REVISTA TRIPLOV
de Artes, Religiões e Ciências
ISSN 2182-147X
NOVA SÉRIE

 

 

 

 
 

A.M. GALOPIM DE CARVALHO

1383-85 versus 1974

Em: sopasdepedra.blogspot.com



Ensaio de ficção em moldes de diálogo entre o narrador e a memória de El-Rei D. Fernando I de Portugal. O narrador está sentado num banco do Jardim Botânico, anexo à Escola Politécnica, em Lisboa, e é aí, num espaço frondoso e quase vazio de gente, que a figura do monarca lhe surge como uma espécie de imagem virtual, como num holograma.

D. Fernando

- Como certamente sabeis, eu fui, no dizer do Poeta, aquele “fraco rei” que fez “fraca a forte gente”. – Disse, ao aproximar-se de mim um personagem ricamente vestido em traje que lhe dava o aspecto de um figurante de um desfile histórico da Idade Média. – Não sou real. – Disse. – Sou apenas a aparição do que fui em vida, o último rei da dinastia de Borgonha, ou Afonsina, como também se diz. Ainda hoje me penitencio de ter posto em perigo a independência nacional. Como disse Camões, fui, de facto, um monarca sem grandeza.
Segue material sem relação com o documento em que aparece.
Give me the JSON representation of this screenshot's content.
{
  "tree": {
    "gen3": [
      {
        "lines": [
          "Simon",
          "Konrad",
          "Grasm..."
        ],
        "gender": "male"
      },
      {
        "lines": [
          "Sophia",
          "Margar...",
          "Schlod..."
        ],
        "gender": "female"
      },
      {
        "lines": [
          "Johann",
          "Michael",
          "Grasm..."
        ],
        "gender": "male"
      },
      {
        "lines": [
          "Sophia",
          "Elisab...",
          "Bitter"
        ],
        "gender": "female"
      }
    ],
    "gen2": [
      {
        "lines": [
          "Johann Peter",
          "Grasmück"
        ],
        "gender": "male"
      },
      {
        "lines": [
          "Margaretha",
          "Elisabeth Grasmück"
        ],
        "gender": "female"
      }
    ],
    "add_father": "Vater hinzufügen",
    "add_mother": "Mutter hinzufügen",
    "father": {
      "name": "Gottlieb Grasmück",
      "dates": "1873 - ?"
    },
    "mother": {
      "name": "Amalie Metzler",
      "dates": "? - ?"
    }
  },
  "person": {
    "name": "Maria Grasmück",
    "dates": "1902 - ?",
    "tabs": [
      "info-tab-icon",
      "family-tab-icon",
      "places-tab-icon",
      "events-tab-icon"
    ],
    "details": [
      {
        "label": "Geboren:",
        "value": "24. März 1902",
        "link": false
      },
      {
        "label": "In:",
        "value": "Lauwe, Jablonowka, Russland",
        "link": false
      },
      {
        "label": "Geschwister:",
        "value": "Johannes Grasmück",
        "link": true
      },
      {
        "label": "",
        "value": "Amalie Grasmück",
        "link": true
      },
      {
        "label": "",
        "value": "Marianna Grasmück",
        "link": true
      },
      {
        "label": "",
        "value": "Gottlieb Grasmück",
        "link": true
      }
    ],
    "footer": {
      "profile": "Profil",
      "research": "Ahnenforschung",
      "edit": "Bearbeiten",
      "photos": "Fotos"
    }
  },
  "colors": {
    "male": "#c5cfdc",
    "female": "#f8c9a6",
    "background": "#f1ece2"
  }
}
- Reza a História que Dona Leonor Teles, vossa esposa, vos dominou completamente.

- Sim. Na vida que vivemos em conjunto e, até, nos assuntos de Estado. O seu poder, que ela própria construiu, perante a minha incapacidade de lhe opor resistência, foi aumentando à medida que o tempo passava. Confesso que fui incapaz de assumir a minha condição de soberano e as intrigas na corte tornaram-se frequentes e desagradáveis. Só quando a morte me transformou nesta memória que sou, tive clarividência para analisar a sua e a minha condutas.

- Li algures que lhe puseram o cognome de “a Aleivosa”.

- E com razão. Com o meu falecimento, em Outubro de 1383, Dona Leonor assumiu a regência do reino e o seu amante, João Fernandes Andeiro, conde de Ourém, passou a viver no paço real. Esta ligação que suportei com alguma dificuldade em vida, compreendi-a perfeitamente quando abandonei o meu corpo. Os espíritos uma vez libertos dos respectivos corpos não se regem pelos mesmos códigos que os vivos lhes determinam, enquanto presos a eles.

- Porquê? – Interrompi, surpreendido por esta afirmação.

- Porque, ao contrário dos vivos, conhecem a totalidade das condicionantes das mais diversas situações. Mas, continuando, dizia eu, esta relação com o conde galego desagradou principalmente ao povo, à média burguesia, e a alguma nobreza, que odiavam a regente e temiam a perda da independência.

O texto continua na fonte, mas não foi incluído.